Ségolène Royal, lors de l'assemblée générale de Désirs d'avenir, le 28 mars 2009 au théâtre Dejazet, à Paris. — BORIS HORVAT / AFP

Ségolène Royal réveille Désirs d’avenir. Samedi, l’ex-candidate socialiste à la présidentielle a réuni environ 800 personnes, dont Régis Debray, au théâtre Dejazet, à Paris.

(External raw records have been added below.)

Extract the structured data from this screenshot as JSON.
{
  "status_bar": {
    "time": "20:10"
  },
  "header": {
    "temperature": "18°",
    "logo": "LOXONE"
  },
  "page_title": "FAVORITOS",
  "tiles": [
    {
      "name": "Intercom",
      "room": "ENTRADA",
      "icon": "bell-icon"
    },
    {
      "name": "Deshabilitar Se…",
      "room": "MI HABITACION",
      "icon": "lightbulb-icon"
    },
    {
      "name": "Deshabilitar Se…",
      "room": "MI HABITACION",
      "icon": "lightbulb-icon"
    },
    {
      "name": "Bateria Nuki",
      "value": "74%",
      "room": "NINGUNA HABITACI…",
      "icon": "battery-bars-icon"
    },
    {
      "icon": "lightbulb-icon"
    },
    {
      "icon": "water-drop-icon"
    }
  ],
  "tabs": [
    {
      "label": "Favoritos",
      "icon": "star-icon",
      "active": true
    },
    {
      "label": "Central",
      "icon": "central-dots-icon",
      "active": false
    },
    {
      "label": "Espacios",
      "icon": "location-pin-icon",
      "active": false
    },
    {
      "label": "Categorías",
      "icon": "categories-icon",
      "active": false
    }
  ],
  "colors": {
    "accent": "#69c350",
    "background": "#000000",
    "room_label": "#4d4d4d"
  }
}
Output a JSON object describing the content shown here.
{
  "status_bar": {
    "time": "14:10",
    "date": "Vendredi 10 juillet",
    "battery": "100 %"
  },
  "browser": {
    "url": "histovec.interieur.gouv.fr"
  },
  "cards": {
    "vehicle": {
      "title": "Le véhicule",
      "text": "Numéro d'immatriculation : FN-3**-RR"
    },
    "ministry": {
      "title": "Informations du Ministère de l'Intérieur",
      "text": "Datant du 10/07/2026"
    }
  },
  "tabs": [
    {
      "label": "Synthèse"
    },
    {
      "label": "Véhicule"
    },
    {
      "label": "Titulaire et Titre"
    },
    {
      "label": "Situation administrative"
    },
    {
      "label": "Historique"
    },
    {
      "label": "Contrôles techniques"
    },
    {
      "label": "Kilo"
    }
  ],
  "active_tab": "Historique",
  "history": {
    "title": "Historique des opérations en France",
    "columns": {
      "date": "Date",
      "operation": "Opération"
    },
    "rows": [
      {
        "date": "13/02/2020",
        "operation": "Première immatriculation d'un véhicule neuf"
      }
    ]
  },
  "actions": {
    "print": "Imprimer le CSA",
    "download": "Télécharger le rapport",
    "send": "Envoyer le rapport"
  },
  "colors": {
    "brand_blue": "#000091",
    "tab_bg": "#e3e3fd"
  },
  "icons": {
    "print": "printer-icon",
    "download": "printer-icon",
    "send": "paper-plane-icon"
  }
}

A l’occasion de l’assemblée générale de l’association, qui revendique 9.000 membres, Ségolène Royal a retrouvé les tenues blanches et les accents de la campagne présidentielle, fustigeant les «abus de richissimes prédateurs» de l'économie française, évoquant superbonus et parachutes dorés, et dénoncé «la mollesse, l'absence de courage du pouvoir en place» pour remettre de «l'ordre juste».

Des oiseaux de proie

Pour la présidente de Poitou-Charente, «cette façon d'oiseaux de proie (...) d'écrasement des salariés qu'ils ne rechignent pas à jeter à la rue pendant qu'ils accumulent des fortunes pour lesquels il faudrait plusieurs vies, parfois dix, vingt vies pour pouvoir dépenser le dixième de ce qu'ils ont accumulé (...) menace la dignité humaine».

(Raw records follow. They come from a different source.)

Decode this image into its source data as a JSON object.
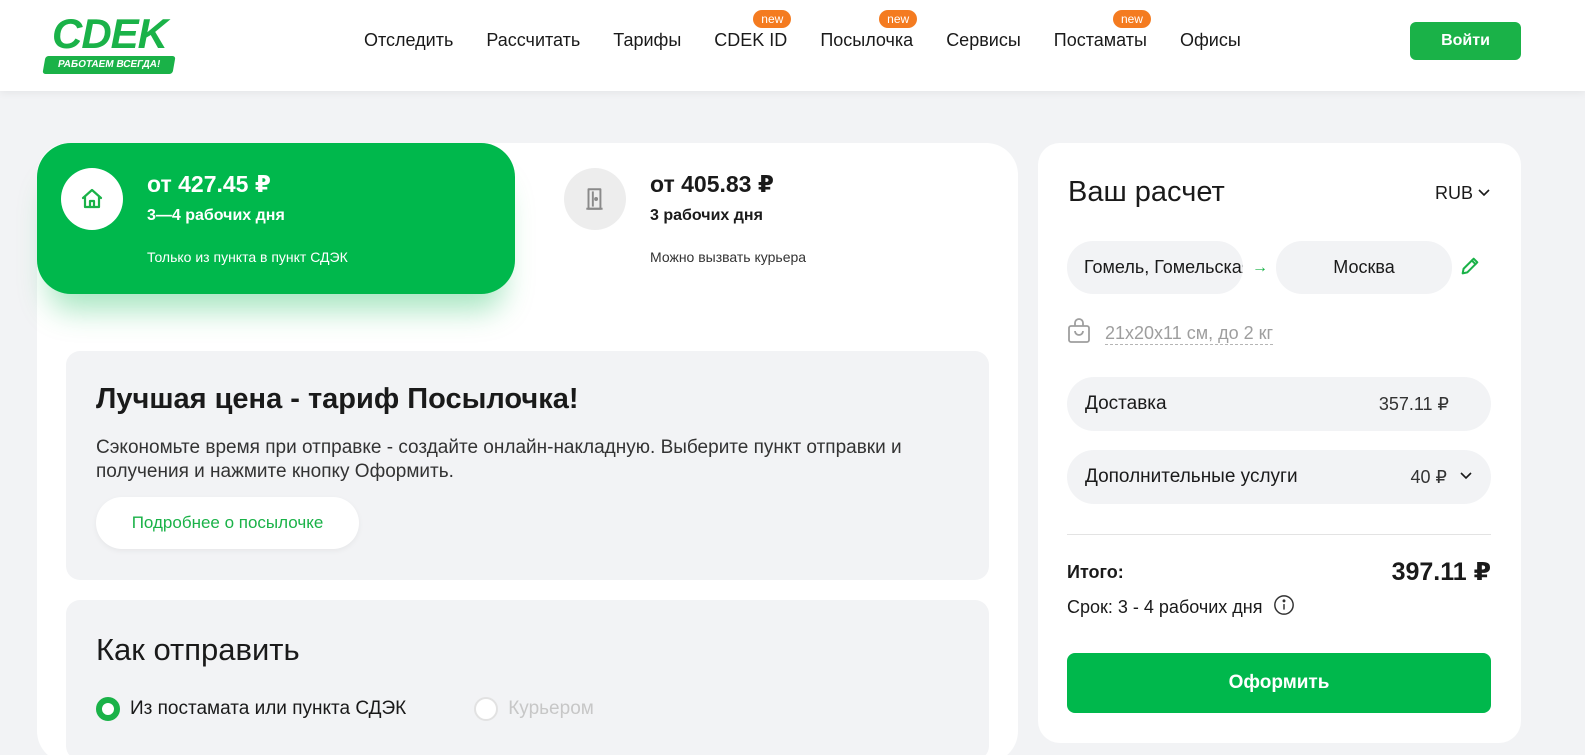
{
  "header": {
    "logo_text": "CDEK",
    "logo_tagline": "РАБОТАЕМ ВСЕГДА!",
    "nav": [
      {
        "label": "Отследить",
        "badge": ""
      },
      {
        "label": "Рассчитать",
        "badge": ""
      },
      {
        "label": "Тарифы",
        "badge": ""
      },
      {
        "label": "CDEK ID",
        "badge": "new"
      },
      {
        "label": "Посылочка",
        "badge": "new"
      },
      {
        "label": "Сервисы",
        "badge": ""
      },
      {
        "label": "Постаматы",
        "badge": "new"
      },
      {
        "label": "Офисы",
        "badge": ""
      }
    ],
    "login_label": "Войти"
  },
  "tariffs": [
    {
      "price": "от 427.45 ₽",
      "days": "3—4 рабочих дня",
      "note": "Только из пункта в пункт СДЭК",
      "icon": "home-icon",
      "selected": true
    },
    {
      "price": "от 405.83 ₽",
      "days": "3 рабочих дня",
      "note": "Можно вызвать курьера",
      "icon": "door-icon",
      "selected": false
    }
  ],
  "promo": {
    "title": "Лучшая цена - тариф Посылочка!",
    "text": "Сэкономьте время при отправке - создайте онлайн-накладную. Выберите пункт отправки и получения и нажмите кнопку Оформить.",
    "button": "Подробнее о посылочке"
  },
  "how_to_send": {
    "title": "Как отправить",
    "options": [
      {
        "label": "Из постамата или пункта СДЭК",
        "selected": true
      },
      {
        "label": "Курьером",
        "selected": false
      }
    ]
  },
  "calc": {
    "title": "Ваш расчет",
    "currency": "RUB",
    "from": "Гомель, Гомельская",
    "to": "Москва",
    "parcel": "21x20x11 см, до 2 кг",
    "delivery_label": "Доставка",
    "delivery_value": "357.11 ₽",
    "extra_label": "Дополнительные услуги",
    "extra_value": "40 ₽",
    "total_label": "Итого:",
    "total_value": "397.11 ₽",
    "term": "Срок: 3 - 4 рабочих дня",
    "submit": "Оформить"
  },
  "colors": {
    "brand": "#1ab248",
    "accent_badge": "#f47b20"
  }
}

L’ex-candidate au poste de première secrétaire n’a pas oublié le Parti socialiste. Ségolène Royal a souri du «grand nombre» de ses «chers amis», en référence au récent flop de Martine Aubry, patronne du PS, qui avait réuni environ 1.500 personnes au Zénith sur le thème des libertés. Mais, vis-à-vis du PS, «pas de compétition entre nous! c'est la même maison», a recommandé le président de Désirs d’avenir, Jean-Pierre Mignard.

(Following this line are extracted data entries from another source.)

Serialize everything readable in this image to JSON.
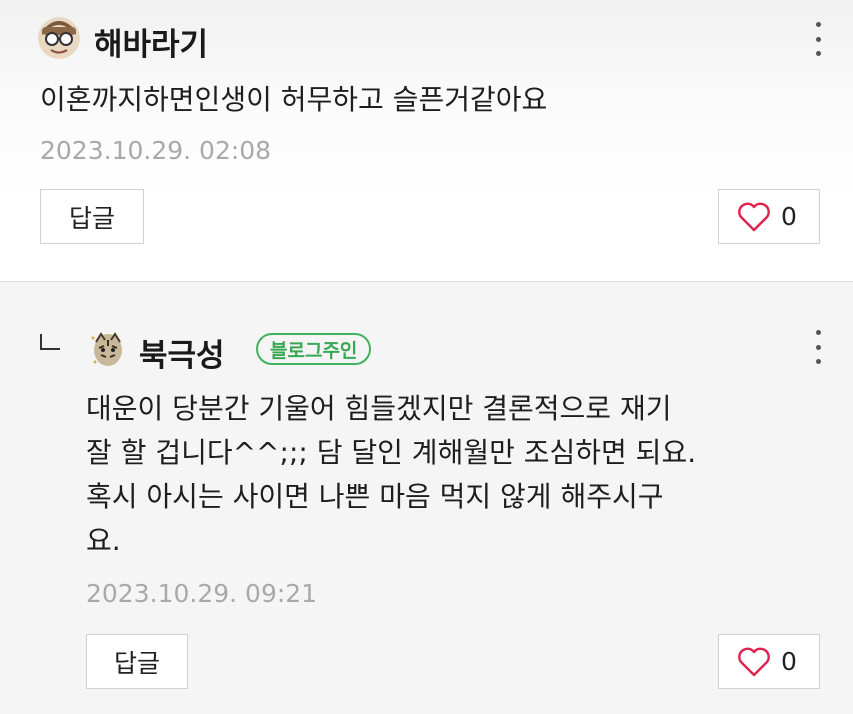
{
  "comments": [
    {
      "author": "해바라기",
      "avatar_icon": "glasses-face-avatar",
      "text_lines": [
        "이혼까지하면인생이 허무하고 슬픈거같아요"
      ],
      "timestamp": "2023.10.29. 02:08",
      "reply_label": "답글",
      "like_count": "0"
    },
    {
      "author": "북극성",
      "avatar_icon": "tiger-avatar",
      "badge": "블로그주인",
      "text_lines": [
        "대운이 당분간 기울어 힘들겠지만 결론적으로 재기",
        "잘 할 겁니다^^;;; 담 달인 계해월만 조심하면 되요.",
        "혹시 아시는 사이면 나쁜 마음 먹지 않게 해주시구",
        "요."
      ],
      "timestamp": "2023.10.29. 09:21",
      "reply_label": "답글",
      "like_count": "0"
    }
  ],
  "colors": {
    "badge_green": "#40b25c",
    "heart_red": "#e0224e",
    "timestamp_gray": "#a9a9a9"
  }
}
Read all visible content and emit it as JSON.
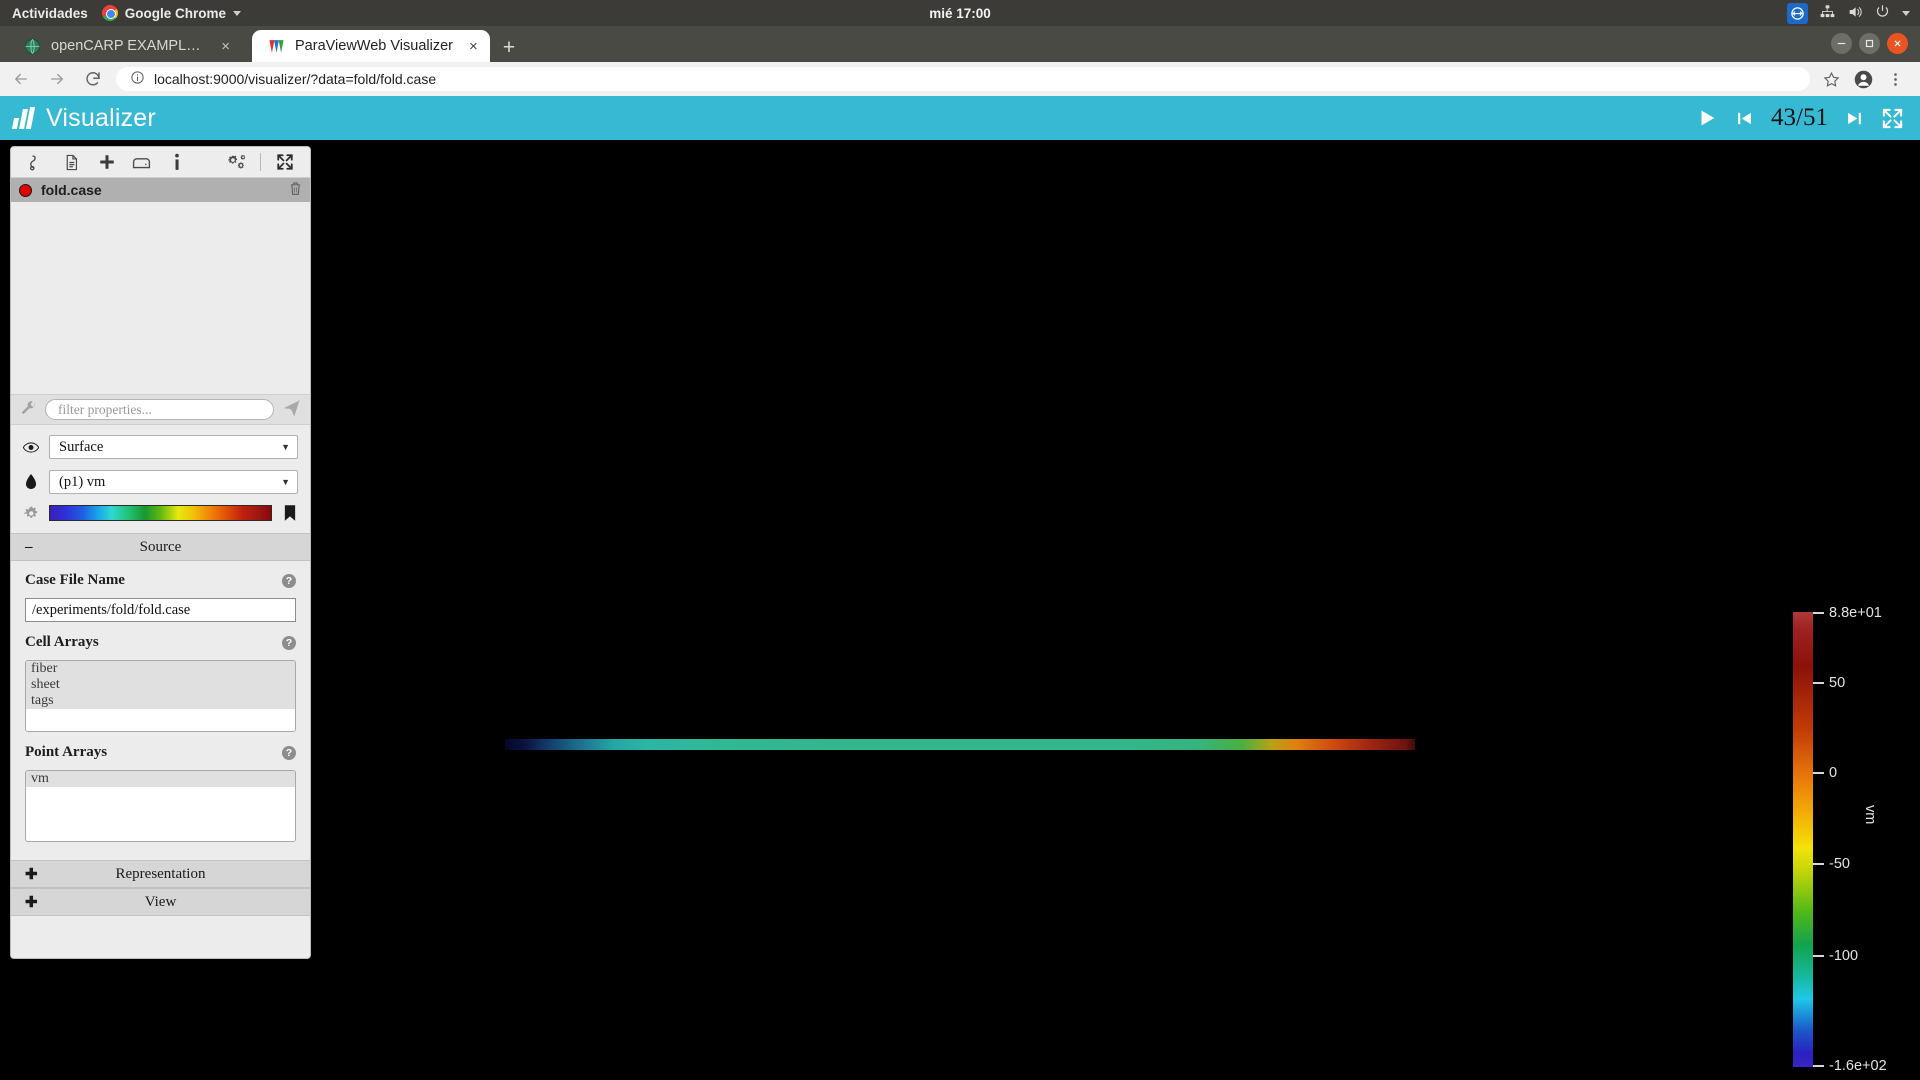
{
  "desktop": {
    "activities_label": "Actividades",
    "app_menu_label": "Google Chrome",
    "clock": "mié 17:00",
    "tray_icons": [
      "teamviewer-icon",
      "network-icon",
      "volume-icon",
      "power-icon",
      "caret-down-icon"
    ]
  },
  "browser": {
    "tabs": [
      {
        "title": "openCARP EXAMPLES",
        "favicon": "globe-icon",
        "active": false
      },
      {
        "title": "ParaViewWeb Visualizer",
        "favicon": "paraview-icon",
        "active": true
      }
    ],
    "new_tab_label": "+",
    "close_label": "×",
    "window_buttons": {
      "minimize": "–",
      "maximize": "□",
      "close": "×"
    },
    "nav": {
      "back": "←",
      "forward": "→",
      "reload": "↻"
    },
    "omnibox": {
      "url": "localhost:9000/visualizer/?data=fold/fold.case",
      "info_icon": "info-circle-icon",
      "bookmark_icon": "star-icon"
    },
    "profile_icon": "account-icon",
    "menu_icon": "three-dot-menu-icon"
  },
  "app": {
    "title": "Visualizer",
    "logo": "visualizer-logo",
    "player": {
      "play_label": "▶",
      "prev_label": "⏮",
      "next_label": "⏭",
      "frame_counter": "43/51",
      "fullscreen_label": "fullscreen-icon"
    },
    "accent_color": "#36b9d3"
  },
  "pipeline": {
    "toolbar_icons": [
      "pointer-icon",
      "file-icon",
      "add-icon",
      "save-icon",
      "info-icon",
      "settings-icon",
      "expand-icon"
    ],
    "items": [
      {
        "name": "fold.case",
        "visible_color": "#e00000",
        "delete_icon": "trash-icon"
      }
    ]
  },
  "properties": {
    "filter": {
      "placeholder": "filter properties...",
      "wrench_icon": "wrench-icon",
      "apply_icon": "apply-icon"
    },
    "representation_select": {
      "value": "Surface",
      "icon": "eye-icon",
      "caret": "▾"
    },
    "coloring_select": {
      "value": "(p1) vm",
      "icon": "droplet-icon",
      "caret": "▾"
    },
    "lut": {
      "gear_icon": "gear-icon",
      "bookmark_icon": "bookmark-icon"
    },
    "sections": [
      {
        "label": "Source",
        "expanded": true,
        "icon": "–"
      },
      {
        "label": "Representation",
        "expanded": false,
        "icon": "✚"
      },
      {
        "label": "View",
        "expanded": false,
        "icon": "✚"
      }
    ],
    "source": {
      "case_file": {
        "label": "Case File Name",
        "value": "/experiments/fold/fold.case",
        "help": "?"
      },
      "cell_arrays": {
        "label": "Cell Arrays",
        "help": "?",
        "items": [
          "fiber",
          "sheet",
          "tags"
        ]
      },
      "point_arrays": {
        "label": "Point Arrays",
        "help": "?",
        "items": [
          "vm"
        ]
      }
    }
  },
  "chart_data": {
    "type": "heatmap",
    "title": "vm",
    "colorbar_label": "vm",
    "ticks": [
      {
        "label": "8.8e+01",
        "value": 88
      },
      {
        "label": "50",
        "value": 50
      },
      {
        "label": "0",
        "value": 0
      },
      {
        "label": "-50",
        "value": -50
      },
      {
        "label": "-100",
        "value": -100
      },
      {
        "label": "-1.6e+02",
        "value": -160
      }
    ],
    "range": [
      -160,
      88
    ],
    "colormap": "Rainbow Desaturated",
    "ylabel": "vm"
  }
}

La «fraternité», maître-mot de Désirs d’avenir

La même maison, mais des pièces différentes. «Soyez ouverts, soyez exemplaires, faites vous respecter vous et vos idées sans état d'âme mais sans vous perdre dans les jeux d'appareil stériles», a exhorté Ségolène Royal. Pour elle, Désirs d’avenir n'est «pas un courant, encore moins un sous-courant», mais «un mouvement ouvert», «espace de réflexion et d'éducation populaire», «catalyseur d'idées», «vecteur de la démocratie qui s'enracine dans l'histoire de la gauche, sans tabou».

Preuve de son indépendance, Désirs d’avenir tiendra sa première «université populaire» sur la «fraternité», le 29 avril. Est prévu également un «Forum social» de la fraternité à Montpellier fin septembre.